Scientific achievements: Author/co-author of about 20 books, 50 chapters, 200 research papers and 250 conference proceedings. Has authored about 160 oral communications and 120 posters presented at scientific conferences. [Scopus ID: 6603138390; H-index 17, 856 citations)] [Research Gate Profile: https://www.researchgate.net/profile/Raquel_Guine]
Global leader of a team of 76 researchers working under the International Project “EATMOT” involving 18 countries: Argentina, Brazil, Croatia, Cyprus, Egypt, Greece, Hungary, Italy, Latvia, Lithuania, Macedonia, Netherlands, Poland, Portugal, Serbia, Slovenia, Romania and United States of America [website of the project: https://raquelguine.wixsite.com/eatmot]
Large experience in supervision of Master thesis (30 finished, 4 in progress).
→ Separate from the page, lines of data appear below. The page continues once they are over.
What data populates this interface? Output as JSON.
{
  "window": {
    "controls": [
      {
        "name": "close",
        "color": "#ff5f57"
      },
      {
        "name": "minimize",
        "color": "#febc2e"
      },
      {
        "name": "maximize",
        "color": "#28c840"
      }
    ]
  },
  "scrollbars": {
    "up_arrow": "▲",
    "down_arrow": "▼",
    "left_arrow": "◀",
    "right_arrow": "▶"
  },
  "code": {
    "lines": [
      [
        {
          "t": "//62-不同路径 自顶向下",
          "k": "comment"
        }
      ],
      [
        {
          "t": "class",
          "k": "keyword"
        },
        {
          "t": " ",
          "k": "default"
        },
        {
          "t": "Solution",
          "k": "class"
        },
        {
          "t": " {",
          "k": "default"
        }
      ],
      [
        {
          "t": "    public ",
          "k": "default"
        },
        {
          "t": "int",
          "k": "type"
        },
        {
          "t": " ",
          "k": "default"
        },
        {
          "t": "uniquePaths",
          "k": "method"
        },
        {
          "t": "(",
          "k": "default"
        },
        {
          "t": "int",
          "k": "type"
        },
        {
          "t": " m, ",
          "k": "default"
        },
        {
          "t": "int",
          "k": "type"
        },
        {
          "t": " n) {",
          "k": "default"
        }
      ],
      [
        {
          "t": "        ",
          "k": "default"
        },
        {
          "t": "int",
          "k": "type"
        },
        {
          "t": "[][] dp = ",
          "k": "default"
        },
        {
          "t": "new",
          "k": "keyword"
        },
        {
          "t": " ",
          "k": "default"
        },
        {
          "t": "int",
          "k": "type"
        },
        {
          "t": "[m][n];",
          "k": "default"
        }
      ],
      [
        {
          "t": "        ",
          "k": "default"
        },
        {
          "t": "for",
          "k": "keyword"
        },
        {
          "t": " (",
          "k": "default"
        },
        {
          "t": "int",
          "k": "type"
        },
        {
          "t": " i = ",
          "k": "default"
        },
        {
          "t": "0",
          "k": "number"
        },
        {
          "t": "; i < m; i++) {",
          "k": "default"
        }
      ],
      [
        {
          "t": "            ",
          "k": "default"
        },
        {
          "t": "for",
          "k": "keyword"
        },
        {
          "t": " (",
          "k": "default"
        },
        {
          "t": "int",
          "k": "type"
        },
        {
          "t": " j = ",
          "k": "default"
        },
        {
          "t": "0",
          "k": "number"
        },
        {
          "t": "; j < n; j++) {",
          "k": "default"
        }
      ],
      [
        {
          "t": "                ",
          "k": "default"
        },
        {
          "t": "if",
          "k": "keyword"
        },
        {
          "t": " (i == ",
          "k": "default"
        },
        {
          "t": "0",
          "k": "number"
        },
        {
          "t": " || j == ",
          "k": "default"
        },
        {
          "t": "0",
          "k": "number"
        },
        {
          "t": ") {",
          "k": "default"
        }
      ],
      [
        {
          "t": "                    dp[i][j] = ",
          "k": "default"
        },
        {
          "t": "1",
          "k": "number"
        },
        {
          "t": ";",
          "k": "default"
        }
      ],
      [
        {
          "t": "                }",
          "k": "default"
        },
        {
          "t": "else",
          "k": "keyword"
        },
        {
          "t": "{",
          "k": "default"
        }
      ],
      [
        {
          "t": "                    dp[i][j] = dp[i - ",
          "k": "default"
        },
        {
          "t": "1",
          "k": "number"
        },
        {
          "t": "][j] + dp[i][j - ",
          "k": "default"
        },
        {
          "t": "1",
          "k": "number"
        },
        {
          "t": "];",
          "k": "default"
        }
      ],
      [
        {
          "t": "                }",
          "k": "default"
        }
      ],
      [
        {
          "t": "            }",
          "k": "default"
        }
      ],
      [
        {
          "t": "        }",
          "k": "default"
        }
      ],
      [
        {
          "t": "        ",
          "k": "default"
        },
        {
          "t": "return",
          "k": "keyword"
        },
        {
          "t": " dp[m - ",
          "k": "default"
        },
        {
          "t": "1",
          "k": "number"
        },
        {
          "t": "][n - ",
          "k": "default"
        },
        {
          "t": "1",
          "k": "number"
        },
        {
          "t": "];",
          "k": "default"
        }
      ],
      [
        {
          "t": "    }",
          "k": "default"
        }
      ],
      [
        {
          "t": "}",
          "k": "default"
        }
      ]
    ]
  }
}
Organization of 20 conferences/meetings and Scientific Board for 34 conferences. [More details at webpage: email@example.com]
The Science Behind Traditional Products: The
Case of Portuguese Cheeses
Abstract: Portugal is situated in the Iberian Peninsula, having climacteric influences of the Atlantic Ocean together with the Mediterranean Sea, which, allied to the landscape and fertile soil results in good pastures that potentiate the animal production. Hence, Portugal is very rich in what concerns traditional cheeses, made with cow, goat, sheep or mixture milks, and which are characterized by very particular tastes, colours and consistencies, besides being also different in terms of chemical composition.
The number of Portuguese traditional cheeses is very high, although only a part of them have already been registered under the European Union designations for protection of origin. These have different processing technologies and are characterized by singular aspects that differentiate among them. In this way, they can be classified in terms of the type of milk used for its production, or in terms of the fat content, or even the type and intensity of ripening or finally according to the consistency of the paste.
Traditional cheeses are very important in social terms, because they accumulate the history of a people and a country, besides providing a means of income for the rural populations that live from the pastures and the cheese manufacture.
Cheeses comprise nutritional properties for being a good source of proteins, lipids, minerals (such as calcium, phosphorus and zinc) and vitamins (like vitamin A, riboflavin, folic acid and vitamin B12). Nevertheless, when it comes to traditional cheeses, they have to be consumed with moderation due to the high fat content present because they are usually made with whole milk.
Prof. Martin A.J. Parry
Lancaster Environment Centre, Lancaster University, Lancaster LA1 4YQ, UK
Martin is a Professor of Plant Science for Food Security providing strategic leadership of research to facilitate the development of globally relevant and accessible food systems. With 9 billion mouths to feed by 2050, Martin wants his research to have a real impact on food security by increasing the yields of major crops whilst also increasing the efficiency of production and end use quality. Hisresearch both encompasses the exploitation of natural diversity and also the creation of new characteristics through biotechnology. He is currently involved in a number of international projects (e.g. http://ripe.illinois.edu/; http://iwyp.org/). His research is widely recognized; in 2014 he was presented with China National Friendship Award and in 2015 was made an honorary member of the Association of Applied Biology. Martin is the Editor-in-Chief of Food and Energy Security, Senior-Editor for the Journal of Integrative Plant Biology and Associate Editor for Plant Biotechnology Journal.